El anciano vestido de gris dijo: «Por lo tanto, quiero que lo pienses bien. Me lo llevaré, lo reformaré, le daré una nueva vida y, a partir de entonces, traeré bendiciones al mundo de las artes marciales y difundiré la virtud por toda la tierra. Pero no puedes venir conmigo. Porque la memoria es algo muy misterioso, y la Habilidad Divina del Nirvana de Qingyantai no es omnipotente. No hay garantía de que recuerde el pasado gracias a ti algún día, y entonces todos mis esfuerzos habrán sido en vano».

Qian Cuiyu dijo con voz ronca: "¿Soy la única...?"

“Actualmente, parece que solo quedas tú. Golden Eye ha desaparecido, Liu Shumei está muerta y muy pocos conocen la verdadera identidad de Yin Sang. Mientras él no recuerde activamente el pasado, nadie podrá reconocer que el sucesor de Qingyantai fue alguna vez el misterioso hermano mayor de Golden Eye.” El anciano vestido de gris asintió y dijo: “Te doy un día para que lo pienses. Volveré mañana a esta misma hora y la decisión será tuya.”

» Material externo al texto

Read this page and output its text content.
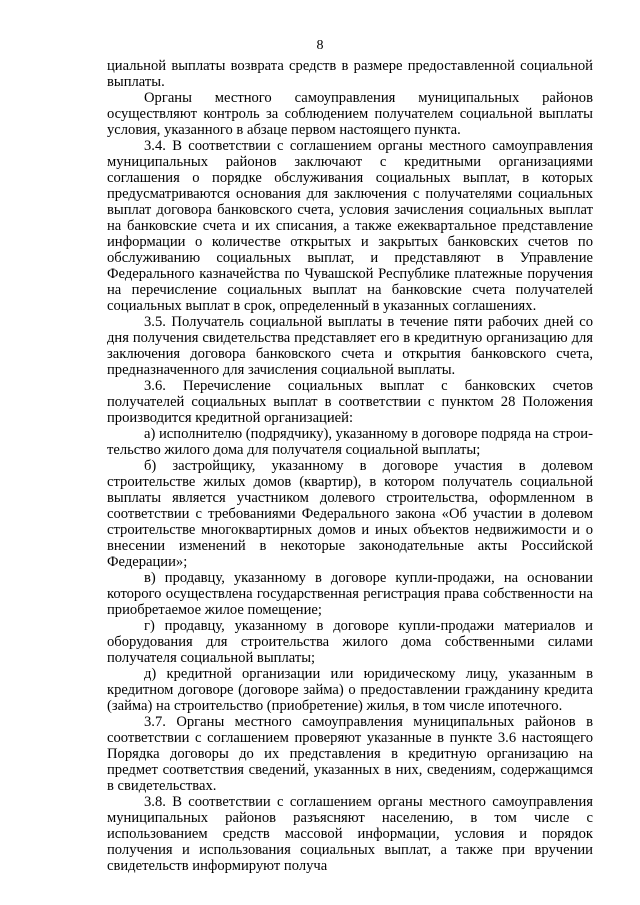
8

циальной выплаты возврата средств в размере предоставленной социальной выплаты.

Органы местного самоуправления муниципальных районов осуществляют контроль за соблюдением получателем социальной выплаты условия, указанного в абзаце первом настоящего пункта.

3.4. В соответствии с соглашением органы местного самоуправления муниципальных районов заключают с кредитными организациями соглашения о порядке обслуживания социальных выплат, в которых предусматриваются основания для заключения с получателями социальных выплат договора банковского счета, условия зачисления социальных выплат на банковские счета и их списания, а также ежеквартальное представление информации о количестве открытых и закрытых банковских счетов по обслуживанию социальных выплат, и представляют в Управление Федерального казначейства по Чувашской Республике платежные поручения на перечисление социальных выплат на банковские счета получателей социальных выплат в срок, определенный в указанных соглашениях.

3.5. Получатель социальной выплаты в течение пяти рабочих дней со дня получения свидетельства представляет его в кредитную организацию для заключения договора банковского счета и открытия банковского счета, предназначенного для зачисления социальной выплаты.

3.6. Перечисление социальных выплат с банковских счетов получателей социальных выплат в соответствии с пунктом 28 Положения производится кредитной организацией:

а) исполнителю (подрядчику), указанному в договоре подряда на строительство жилого дома для получателя социальной выплаты;

б) застройщику, указанному в договоре участия в долевом строительстве жилых домов (квартир), в котором получатель социальной выплаты является участником долевого строительства, оформленном в соответствии с требованиями Федерального закона «Об участии в долевом строительстве многоквартирных домов и иных объектов недвижимости и о внесении изменений в некоторые законодательные акты Российской Федерации»;

в) продавцу, указанному в договоре купли-продажи, на основании которого осуществлена государственная регистрация права собственности на приобретаемое жилое помещение;

г) продавцу, указанному в договоре купли-продажи материалов и оборудования для строительства жилого дома собственными силами получателя социальной выплаты;

д) кредитной организации или юридическому лицу, указанным в кредитном договоре (договоре займа) о предоставлении гражданину кредита (займа) на строительство (приобретение) жилья, в том числе ипотечного.

3.7. Органы местного самоуправления муниципальных районов в соответствии с соглашением проверяют указанные в пункте 3.6 настоящего Порядка договоры до их представления в кредитную организацию на предмет соответствия сведений, указанных в них, сведениям, содержащимся в свидетельствах.

3.8. В соответствии с соглашением органы местного самоуправления муниципальных районов разъясняют населению, в том числе с использованием средств массовой информации, условия и порядок получения и использования социальных выплат, а также при вручении свидетельств информируют получа
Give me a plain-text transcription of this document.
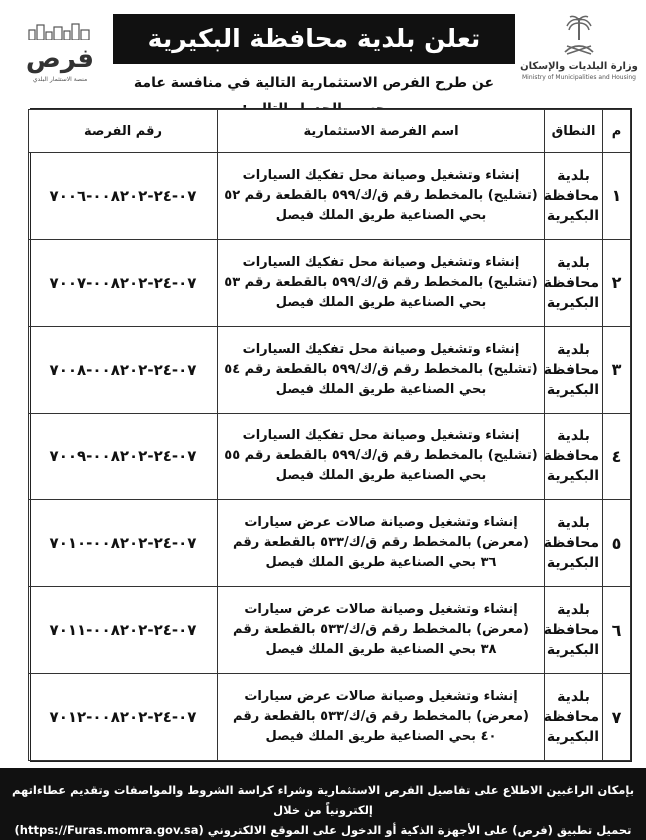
وزارة البلديات والإسكان
Ministry of Municipalities and Housing
تعلن بلدية محافظة البكيرية
عن طرح الفرص الاستثمارية التالية في منافسة عامة
فرص
منصة الاستثمار البلدي
م	النطاق	اسم الفرصة الاستثمارية	رقم الفرصة
١	بلدية محافظة البكيرية	إنشاء وتشغيل وصيانة محل تفكيك السيارات (تشليح) بالمخطط رقم ق/ك/٥٩٩ بالقطعة رقم ٥٢ بحي الصناعية طريق الملك فيصل	٠٧-٢٤-٠٠٨٢٠٢-٧٠٠٦
٢	بلدية محافظة البكيرية	إنشاء وتشغيل وصيانة محل تفكيك السيارات (تشليح) بالمخطط رقم ق/ك/٥٩٩ بالقطعة رقم ٥٣ بحي الصناعية طريق الملك فيصل	٠٧-٢٤-٠٠٨٢٠٢-٧٠٠٧
٣	بلدية محافظة البكيرية	إنشاء وتشغيل وصيانة محل تفكيك السيارات (تشليح) بالمخطط رقم ق/ك/٥٩٩ بالقطعة رقم ٥٤ بحي الصناعية طريق الملك فيصل	٠٧-٢٤-٠٠٨٢٠٢-٧٠٠٨
٤	بلدية محافظة البكيرية	إنشاء وتشغيل وصيانة محل تفكيك السيارات (تشليح) بالمخطط رقم ق/ك/٥٩٩ بالقطعة رقم ٥٥ بحي الصناعية طريق الملك فيصل	٠٧-٢٤-٠٠٨٢٠٢-٧٠٠٩
٥	بلدية محافظة البكيرية	إنشاء وتشغيل وصيانة صالات عرض سيارات (معرض) بالمخطط رقم ق/ك/٥٣٣ بالقطعة رقم ٣٦ بحي الصناعية طريق الملك فيصل	٠٧-٢٤-٠٠٨٢٠٢-٧٠١٠
٦	بلدية محافظة البكيرية	إنشاء وتشغيل وصيانة صالات عرض سيارات (معرض) بالمخطط رقم ق/ك/٥٣٣ بالقطعة رقم ٣٨ بحي الصناعية طريق الملك فيصل	٠٧-٢٤-٠٠٨٢٠٢-٧٠١١
٧	بلدية محافظة البكيرية	إنشاء وتشغيل وصيانة صالات عرض سيارات (معرض) بالمخطط رقم ق/ك/٥٣٣ بالقطعة رقم ٤٠ بحي الصناعية طريق الملك فيصل	٠٧-٢٤-٠٠٨٢٠٢-٧٠١٢
بإمكان الراغبين الاطلاع على تفاصيل الفرص الاستثمارية وشراء كراسة الشروط والمواصفات وتقديم عطاءاتهم إلكترونياً من خلال
تحميل تطبيق (فرص) على الأجهزة الذكية أو الدخول على الموقع الالكتروني (https://Furas.momra.gov.sa)
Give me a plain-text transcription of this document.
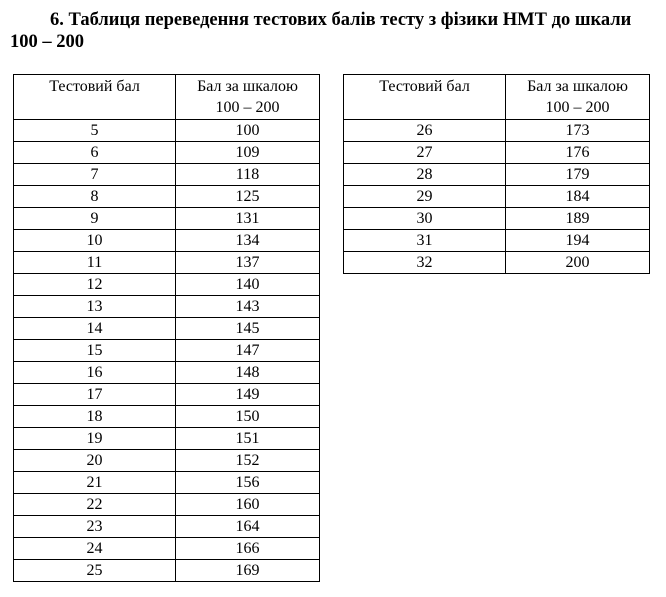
6. Таблиця переведення тестових балів тесту з фізики НМТ до шкали
100 – 200
Тестовий бал	Бал за шкалою
100 – 200
5	100
6	109
7	118
8	125
9	131
10	134
11	137
12	140
13	143
14	145
15	147
16	148
17	149
18	150
19	151
20	152
21	156
22	160
23	164
24	166
25	169
Тестовий бал	Бал за шкалою
100 – 200
26	173
27	176
28	179
29	184
30	189
31	194
32	200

Los pasos se desvanecieron, pero Qian Cuiyu permaneció allí, inmóvil. El mundo entero parecía oscurecerse ante ella, pero en medio de esa oscuridad, un destello de luz brillaba, seductor y cautivador.

Yin Sang, ¿qué debemos hacer? ¿Qué debe hacer ella? ¿Qué debe elegir?

Cuando Yin Sang despertó, estaba completamente oscuro. Una tenue lámpara sobre la mesa iluminaba el rostro de Jian Cuiyu; sus profundos ojos lo miraban fijamente sin pestañear. Al verlo despierto, sonrió y dijo: «Lo hemos logrado de nuevo».

Yin Sang le tomó la mano y, antes de que pudiera hablar, Qian Cuiyu dijo: "¿Tienes hambre? Preparé tu pescado estofado favorito con pasta de habas y rodajas de conejo salteadas con ajo".

Al ver que no decía nada, lo levantó como a una niña pequeña y le reprochó: «¡Me da igual, tienes que comerte todo lo que he preparado!». Mientras hablaba, lo empujó hacia la mesa, levantó la tapa del plato y, además del pescado estofado con pasta de habas y las rodajas de conejo salteadas con ajo, había una sopa clara. La sopa tenía un color precioso y un aroma delicioso. A simple vista, se notaba que se había puesto mucho empeño en prepararla.

Yin Sang sonrió y dijo: "Extiende la mano".

Al oír esto, Qian Cuiyu instintivamente escondió las manos a su espalda. Yin Sang extendió el brazo y le tomó las manos. Efectivamente, sus diez dedos estaban rojos e hinchados, con muchas heridas. "Hace mucho frío, no te los mojes. Me los curaré cuando despierte". Siempre llevaba medicina consigo e inmediatamente sacó un frasco.

Al igual que hace muchos días, cuando se rompió la mano tocando el piano, fue él quien, con la cabeza inclinada, le aplicó la medicina con cuidado y delicadeza, poco a poco.

Los ojos de Qian Cuiyu se llenaron de lágrimas. Yin Sang la ayudó a aplicarse la pomada, luego levantó la vista y sonrió, diciendo: "Muy bien, vamos a comer".